For just over 60 years, the Fiat 500 has stood for new beginnings. The thimble-sized city car of 1957 got Italians motoring in style, while its 2007 namesake was at the forefront of the company’s revival and is still the segment best-seller 13 years later. In 2020, the latest in a line of fashionable Fiats not only has to continue a success story – it’s also beginning a new electric era for its parent company.
This isn’t wholly unfamiliar territory. Fiat introduced an electric version of the old car in 2013, but only in selected areas of the United States – it stopped short of bringing the 500e to Europe or engineering it for right-hand drive. However, the new 500 is just that; a scratch-developed electric vehicle platform, but wrapped up in bodywork that appears to be little more than a futuristic update of its predecessor. For now, the two generations will be sold alongside one another, and electrification of the older car will top out with the very mild ‘mild hybrid’ which was introduced at the start of 2020.

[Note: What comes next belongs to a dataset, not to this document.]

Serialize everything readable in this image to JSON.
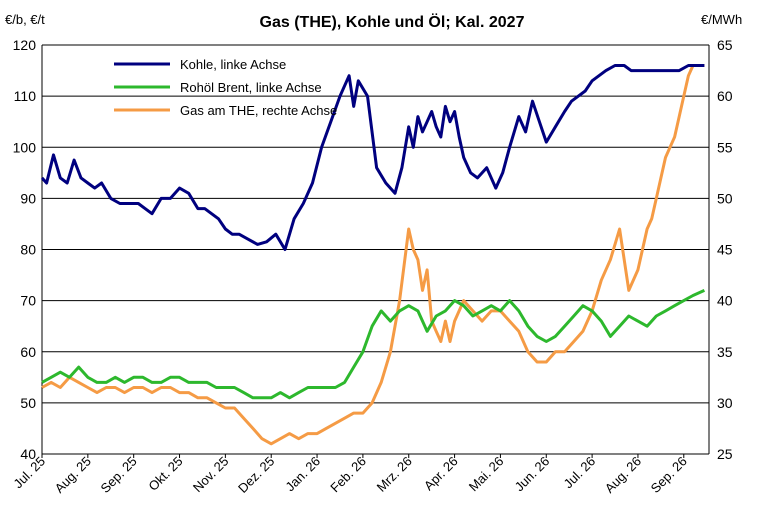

That might actually help stress the differences at the showroom because the two cars look quite a different side by side. The new 500 is bigger in every direction, it sits on larger-diameter wheels and is offered in a choice of softer, more upmarket paint finishes too. So the biggest change is apparent even before you power it up; Fiat has addressed the old car’s unnaturally upright driving position, so you feel like you’re sat in the car, rather than on top of it, and it seems more spacious as a result.